Cet amendement, qui reprend les dispositions qui figuraient dans le projet de loi déposé en juin 2013, a pour objet de remplacer dans le code de procédure pénale les dispositions de la loi du 5 mars 2007 tendant à renforcer l'équilibre de la procédure pénale qui prévoient au 1er janvier 2017, après trois reports d'entrée en vigueur, une collégialité obligatoire et systématique de l'instruction, par des dispositions permettant que les décisions essentielles de l'instruction puissent être prises, à chaque fois que cela apparaîtra justifié, par une formation collégiale composée de trois juges d'instruction.

Il n'apparaît en effet pas possible de mettre en oeuvre la collégialité prévue par la loi de 2007 à la fois pour des raisons de moyens, puisqu'elle exigerait la création de plus de trois cents postes de juges d'instruction, et de cohérence, car son caractère systématique, qui n'existe dans aucun autre pays, était de nature à aboutir à une collégialité de façade qui n'aurait pas permis une véritable avancée des droits des justiciables.

Il est en conséquence institué une collégialité de l'instruction qui n'interviendra qu'à la demande des parties ou des magistrats, lorsque ces derniers l'estimeront nécessaire, et qui ne portera que sur les phases de l'instruction justifiant effectivement qu'une décision soit prise par un collège de trois juges. Cette collégialité viendra le cas échéant renforcer la co-saisine, qui est maintenue en raison de son efficacité.

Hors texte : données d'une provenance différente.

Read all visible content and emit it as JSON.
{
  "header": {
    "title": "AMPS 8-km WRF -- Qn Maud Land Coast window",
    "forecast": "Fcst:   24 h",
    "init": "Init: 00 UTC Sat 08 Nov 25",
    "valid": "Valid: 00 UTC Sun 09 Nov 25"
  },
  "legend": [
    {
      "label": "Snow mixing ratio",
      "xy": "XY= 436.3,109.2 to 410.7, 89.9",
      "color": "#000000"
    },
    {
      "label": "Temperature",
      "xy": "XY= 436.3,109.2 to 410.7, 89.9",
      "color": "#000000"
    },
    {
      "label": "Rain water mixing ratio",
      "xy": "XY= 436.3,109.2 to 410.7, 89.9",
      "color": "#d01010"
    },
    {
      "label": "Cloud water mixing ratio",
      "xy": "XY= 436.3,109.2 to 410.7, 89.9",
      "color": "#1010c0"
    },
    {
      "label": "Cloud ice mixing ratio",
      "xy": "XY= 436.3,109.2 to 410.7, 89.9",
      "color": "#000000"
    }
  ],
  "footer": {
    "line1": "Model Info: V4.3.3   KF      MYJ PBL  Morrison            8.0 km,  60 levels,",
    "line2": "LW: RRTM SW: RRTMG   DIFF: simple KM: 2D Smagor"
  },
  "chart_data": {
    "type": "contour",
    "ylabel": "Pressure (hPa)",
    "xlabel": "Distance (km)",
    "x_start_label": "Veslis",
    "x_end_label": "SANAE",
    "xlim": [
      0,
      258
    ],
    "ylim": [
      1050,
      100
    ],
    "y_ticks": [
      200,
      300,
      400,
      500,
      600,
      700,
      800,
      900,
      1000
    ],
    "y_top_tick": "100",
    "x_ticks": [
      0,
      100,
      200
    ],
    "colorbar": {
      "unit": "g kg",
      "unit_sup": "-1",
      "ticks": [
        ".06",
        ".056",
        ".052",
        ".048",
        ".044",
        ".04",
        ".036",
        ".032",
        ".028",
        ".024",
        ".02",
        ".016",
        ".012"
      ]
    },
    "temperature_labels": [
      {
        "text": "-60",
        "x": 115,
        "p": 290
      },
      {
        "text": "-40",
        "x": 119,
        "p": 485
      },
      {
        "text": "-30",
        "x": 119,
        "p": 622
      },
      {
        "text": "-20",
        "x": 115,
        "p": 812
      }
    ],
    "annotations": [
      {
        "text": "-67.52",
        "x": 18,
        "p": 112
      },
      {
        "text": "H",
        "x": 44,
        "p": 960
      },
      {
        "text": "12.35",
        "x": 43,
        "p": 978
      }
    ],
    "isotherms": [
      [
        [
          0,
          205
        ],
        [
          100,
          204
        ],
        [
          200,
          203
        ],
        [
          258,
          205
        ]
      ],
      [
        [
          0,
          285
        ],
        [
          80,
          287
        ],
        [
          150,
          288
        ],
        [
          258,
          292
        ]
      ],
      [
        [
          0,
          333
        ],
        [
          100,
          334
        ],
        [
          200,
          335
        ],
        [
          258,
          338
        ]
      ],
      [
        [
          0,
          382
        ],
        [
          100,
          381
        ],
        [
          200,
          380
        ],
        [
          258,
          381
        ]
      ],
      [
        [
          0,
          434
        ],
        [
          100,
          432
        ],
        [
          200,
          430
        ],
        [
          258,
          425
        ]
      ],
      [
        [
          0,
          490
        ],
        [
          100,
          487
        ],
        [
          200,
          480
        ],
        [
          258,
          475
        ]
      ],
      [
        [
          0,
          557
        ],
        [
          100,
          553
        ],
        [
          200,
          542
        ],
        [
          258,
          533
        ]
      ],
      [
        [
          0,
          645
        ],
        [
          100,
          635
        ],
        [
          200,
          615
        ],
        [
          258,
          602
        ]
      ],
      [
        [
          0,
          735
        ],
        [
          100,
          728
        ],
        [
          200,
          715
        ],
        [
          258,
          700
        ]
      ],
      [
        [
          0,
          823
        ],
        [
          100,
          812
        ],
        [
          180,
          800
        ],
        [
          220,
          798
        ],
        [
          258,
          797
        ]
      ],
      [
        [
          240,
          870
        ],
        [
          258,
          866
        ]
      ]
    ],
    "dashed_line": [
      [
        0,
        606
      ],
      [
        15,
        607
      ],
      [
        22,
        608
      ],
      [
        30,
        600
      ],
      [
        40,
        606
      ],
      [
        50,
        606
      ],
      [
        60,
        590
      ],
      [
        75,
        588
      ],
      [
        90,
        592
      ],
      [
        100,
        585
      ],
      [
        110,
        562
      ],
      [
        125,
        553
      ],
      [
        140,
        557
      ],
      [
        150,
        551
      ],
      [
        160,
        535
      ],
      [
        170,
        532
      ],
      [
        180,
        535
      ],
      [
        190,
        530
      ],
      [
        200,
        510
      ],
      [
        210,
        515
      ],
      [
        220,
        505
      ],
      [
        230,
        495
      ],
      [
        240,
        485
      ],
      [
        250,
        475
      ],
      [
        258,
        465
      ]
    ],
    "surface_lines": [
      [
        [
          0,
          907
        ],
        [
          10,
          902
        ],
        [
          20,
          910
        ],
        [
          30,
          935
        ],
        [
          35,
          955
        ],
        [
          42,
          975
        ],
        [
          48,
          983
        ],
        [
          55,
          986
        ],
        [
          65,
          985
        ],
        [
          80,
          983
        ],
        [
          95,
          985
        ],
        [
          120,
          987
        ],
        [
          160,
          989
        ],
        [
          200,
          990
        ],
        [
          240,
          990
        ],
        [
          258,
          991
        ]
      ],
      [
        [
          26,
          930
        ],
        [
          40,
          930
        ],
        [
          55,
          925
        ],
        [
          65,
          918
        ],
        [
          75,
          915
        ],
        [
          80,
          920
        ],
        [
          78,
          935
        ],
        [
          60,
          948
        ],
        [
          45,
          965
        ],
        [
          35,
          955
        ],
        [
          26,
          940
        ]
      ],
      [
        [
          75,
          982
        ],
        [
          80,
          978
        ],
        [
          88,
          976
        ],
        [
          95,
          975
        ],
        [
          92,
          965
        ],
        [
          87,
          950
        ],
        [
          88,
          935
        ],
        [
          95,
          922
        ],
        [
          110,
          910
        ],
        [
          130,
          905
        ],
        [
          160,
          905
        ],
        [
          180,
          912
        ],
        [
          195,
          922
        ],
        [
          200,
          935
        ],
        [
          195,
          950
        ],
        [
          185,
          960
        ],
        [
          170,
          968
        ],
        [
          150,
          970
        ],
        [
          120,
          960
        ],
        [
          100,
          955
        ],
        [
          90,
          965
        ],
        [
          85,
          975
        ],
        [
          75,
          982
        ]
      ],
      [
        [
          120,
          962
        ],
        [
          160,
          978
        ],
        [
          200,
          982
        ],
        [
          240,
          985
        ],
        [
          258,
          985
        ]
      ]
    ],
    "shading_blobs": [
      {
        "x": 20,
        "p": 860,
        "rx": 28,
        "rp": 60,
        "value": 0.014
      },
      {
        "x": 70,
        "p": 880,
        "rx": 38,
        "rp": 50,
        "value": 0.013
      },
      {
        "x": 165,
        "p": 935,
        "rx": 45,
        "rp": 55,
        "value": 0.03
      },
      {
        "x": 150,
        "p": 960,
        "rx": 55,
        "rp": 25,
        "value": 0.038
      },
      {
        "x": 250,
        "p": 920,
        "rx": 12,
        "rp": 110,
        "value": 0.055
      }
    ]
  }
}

A chaque fois que l'intervention du collège aura été sollicitée, il sera de plein droit compétent pour statuer, selon les cas, sur la demande d'un mis en examen de devenir témoin assisté, demande qui pourra désormais être faite dans les 10 jours suivants la mise en examen, et pas uniquement tous les six mois suivants, ou sur des demandes d'actes ou d'expertise, sur le respect du calendrier prévisionnel de l'instruction, ou sur le règlement de l'information.

La composition du collège sera fixée lors de sa première saisine, et sera identique pour la durée de la procédure. Le juge d?instruction en charge de la procédure sera le président du collège, et il aura deux autres juges d'instruction comme assesseurs. En cas de co-saisine, les juges co-saisis seront membres du collège. En cas d'impossibilité l'un des membres du collège pourra être un juge autre qu'un juge d'instruction.

Cette réforme, dont l'entrée en vigueur est fixée au 1er octobre 2018, implique, comme le faisait la loi du 5 mars 2007, que les juges d'instruction seront tous regroupés dans les tribunaux de grande instance dans lesquels il y a un pôle de l'instruction, la fonction de juge d'instruction étant supprimée dans les autres tribunaux. Le Gouvernement pourra toutefois compléter la liste des juridictions dans lesquelles il y a actuellement un pôle de l'instruction, afin de créer de nouveaux pôles si l'activité pénale de la juridiction le justifie.

Cet amendement met ainsi en place, d'une façon cohérente, réaliste et équilibrée, une collégialité de l'instruction qui permettra à l'institution judiciaire de traiter les affaires pénales les plus graves et les plus complexes d'une manière tout à la fois plus efficace et plus respectueuse des droits de la défense et de la présomption d'innocence.